Lisette Kohlhagen (b. 20th Dec 1890 – d. 2nd Feb, 1969 Adelaide)
Kohlhagen was a key artist in the South Australian female artists movement of the 1930s and 1940s. Her deco inspired printed works were South Australia’s response to the works of Thea Proctor and Margaret Preston in NSW. She studied at the South Australian School of Arts under L. Wilkie ad Gwen Barringer. Then, in the 1920s, with South Australian Artist James Ashton, the father of Will Ashton and the man who is credited with teaching and encouraging Hans Heysen to paint. Kohlhagen travelled to London to further her studies at the Royal Drawing Society in 1926-7 and won gold and bronze medals for her work
After her trip abroad, she studied in Sydney under Adelaide Perry and later Maude Sherwood, Dorrit Black and George Bell
Her contribution to Art in Australia was significant. She exhibited with, and was a founding member of, the NSW Contemporary Art Society which promoted contemporary works around Australia and was the first contemporary art movement to embrace female artistic endeavor. With Dorrit Black she also encouraged creative expression for females by founding Group 9.

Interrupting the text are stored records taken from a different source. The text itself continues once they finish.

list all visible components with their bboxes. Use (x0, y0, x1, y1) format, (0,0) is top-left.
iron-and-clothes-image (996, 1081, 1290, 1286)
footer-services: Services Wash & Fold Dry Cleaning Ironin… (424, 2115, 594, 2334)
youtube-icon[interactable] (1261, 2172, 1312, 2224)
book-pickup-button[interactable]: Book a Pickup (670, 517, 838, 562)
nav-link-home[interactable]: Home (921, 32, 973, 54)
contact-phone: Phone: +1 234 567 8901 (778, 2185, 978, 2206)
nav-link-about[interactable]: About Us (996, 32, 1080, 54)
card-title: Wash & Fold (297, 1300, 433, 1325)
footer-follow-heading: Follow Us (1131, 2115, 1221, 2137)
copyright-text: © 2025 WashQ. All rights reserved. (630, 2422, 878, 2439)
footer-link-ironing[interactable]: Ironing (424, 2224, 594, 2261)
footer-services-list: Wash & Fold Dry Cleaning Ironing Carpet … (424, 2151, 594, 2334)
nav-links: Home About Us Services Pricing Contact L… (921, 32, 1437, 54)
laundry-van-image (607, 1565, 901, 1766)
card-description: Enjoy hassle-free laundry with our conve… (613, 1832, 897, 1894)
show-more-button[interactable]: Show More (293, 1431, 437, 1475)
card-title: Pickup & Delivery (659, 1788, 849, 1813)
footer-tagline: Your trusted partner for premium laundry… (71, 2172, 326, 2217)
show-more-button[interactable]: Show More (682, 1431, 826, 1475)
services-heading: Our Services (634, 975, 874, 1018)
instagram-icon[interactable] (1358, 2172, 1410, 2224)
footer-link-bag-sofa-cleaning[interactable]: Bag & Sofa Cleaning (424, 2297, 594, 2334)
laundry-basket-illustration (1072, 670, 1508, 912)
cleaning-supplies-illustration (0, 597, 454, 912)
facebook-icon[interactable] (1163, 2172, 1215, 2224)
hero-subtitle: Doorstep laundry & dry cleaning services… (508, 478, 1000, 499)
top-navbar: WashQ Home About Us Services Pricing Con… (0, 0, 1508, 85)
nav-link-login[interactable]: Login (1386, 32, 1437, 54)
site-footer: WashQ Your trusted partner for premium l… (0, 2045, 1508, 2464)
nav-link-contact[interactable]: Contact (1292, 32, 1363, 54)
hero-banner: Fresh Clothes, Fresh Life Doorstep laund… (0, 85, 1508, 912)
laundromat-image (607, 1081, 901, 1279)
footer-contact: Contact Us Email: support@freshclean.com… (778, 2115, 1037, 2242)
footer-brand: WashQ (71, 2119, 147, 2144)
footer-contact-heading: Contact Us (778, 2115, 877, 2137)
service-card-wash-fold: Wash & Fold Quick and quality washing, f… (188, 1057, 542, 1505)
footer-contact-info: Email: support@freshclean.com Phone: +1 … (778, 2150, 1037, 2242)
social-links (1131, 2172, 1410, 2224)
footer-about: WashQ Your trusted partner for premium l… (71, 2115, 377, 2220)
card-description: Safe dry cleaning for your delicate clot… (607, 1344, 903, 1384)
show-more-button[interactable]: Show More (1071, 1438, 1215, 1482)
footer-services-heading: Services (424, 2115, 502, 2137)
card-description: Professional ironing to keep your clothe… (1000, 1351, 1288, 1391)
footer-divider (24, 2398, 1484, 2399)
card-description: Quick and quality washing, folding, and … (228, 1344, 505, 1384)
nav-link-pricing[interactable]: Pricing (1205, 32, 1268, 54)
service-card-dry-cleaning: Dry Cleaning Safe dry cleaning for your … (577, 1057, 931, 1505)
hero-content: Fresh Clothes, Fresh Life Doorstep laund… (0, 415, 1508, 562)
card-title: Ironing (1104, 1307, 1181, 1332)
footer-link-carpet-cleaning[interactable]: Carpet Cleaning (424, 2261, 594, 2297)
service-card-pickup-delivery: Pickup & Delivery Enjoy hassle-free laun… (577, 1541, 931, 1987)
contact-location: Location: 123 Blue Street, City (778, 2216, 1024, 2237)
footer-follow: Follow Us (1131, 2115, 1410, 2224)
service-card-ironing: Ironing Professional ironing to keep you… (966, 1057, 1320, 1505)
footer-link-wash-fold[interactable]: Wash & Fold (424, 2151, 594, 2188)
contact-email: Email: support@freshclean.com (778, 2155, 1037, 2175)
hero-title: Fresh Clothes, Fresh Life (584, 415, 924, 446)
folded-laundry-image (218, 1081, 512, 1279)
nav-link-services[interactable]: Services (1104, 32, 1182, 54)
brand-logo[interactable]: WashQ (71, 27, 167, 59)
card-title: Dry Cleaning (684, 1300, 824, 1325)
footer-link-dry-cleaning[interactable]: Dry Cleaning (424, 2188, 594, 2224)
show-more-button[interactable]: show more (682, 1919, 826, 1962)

Her work is represented in the National Gallery of Australia and the Art Gallery of South Australia.
Bio- Design and Art Australia Online
painter, illustrator, printmaker and potter, was born on 20 December 1890 at Kilkerran on the Yorke Peninsula, South Australia. She studied at the South Australian School of Arts and Crafts with Leslie Wilkie and Gwen Barringer , and with James Ashton in the 1920s, then travelled to London to further her studies at the Royal Drawing Society, Regent Street Polytechnic in 1926 27, where she won gold and bronze medals for her work. On this first overseas trip she visited Ceylon and South Africa.
After returning to Sydney, Kohlhagen took the advice of Thea Proctor and studied linocut printmaking with Adelaide Perry in 1935 36; ‘Model Resting’ (AGSA) is captioned the ‘first print made by me in 1935’. She was a founding member of the NSW Contemporary Art Society (CAS) and exhibited with it. She also exhibited with the Society of Artists, Women Painters (1935), and NSW CAS at Macquarie Galleries in March 1937. In 1937 38 she studied painting with George Bell in Melbourne and exhibited with the Victorian CAS. A founding member of the Contemporary Art Society of South Australia (1942 68), she also belonged to the Royal South Australian Society of Arts [RSASA] from 1925 to 1968 and exhibited with it (including as an original member of Dorrit Black ‘s Group 9). She was RSASA secretary in 1943 62 and later, vice president; in 1943 she was made a Fellow. Her work was included in the Adelaide Group Exhibition at Myer Art Gallery, Melbourne, in 1946; she had a solo exhibition at the RSASA in 1947 and two at the Arts Council of South Australia in 1948 and 1949. She lectured at the National Gallery of South Australia, and in the 1940s and 1950s wrote art reviews for the Adelaide newspapers, the Express and the News . Travel in 1958 and 1968 included Europe, the United States and the United Kingdom, where she also exhibited her work.
Kohlhagen died in Adelaide on 2 February 1969. Her bequest to the Art Gallery of South Australia included a collection of her own paintings, prints and drawings and £5,000 for the acquistion of works in any medium by interstate and overseas artists. She herself worked in watercolour, tempera and oil on canvas/board and made linocut prints; her subject matter included landscapes, still-lifes and, especially, genre studies. In 1934-44 she also exhibited pottery at the Royal South Australian Society of Arts.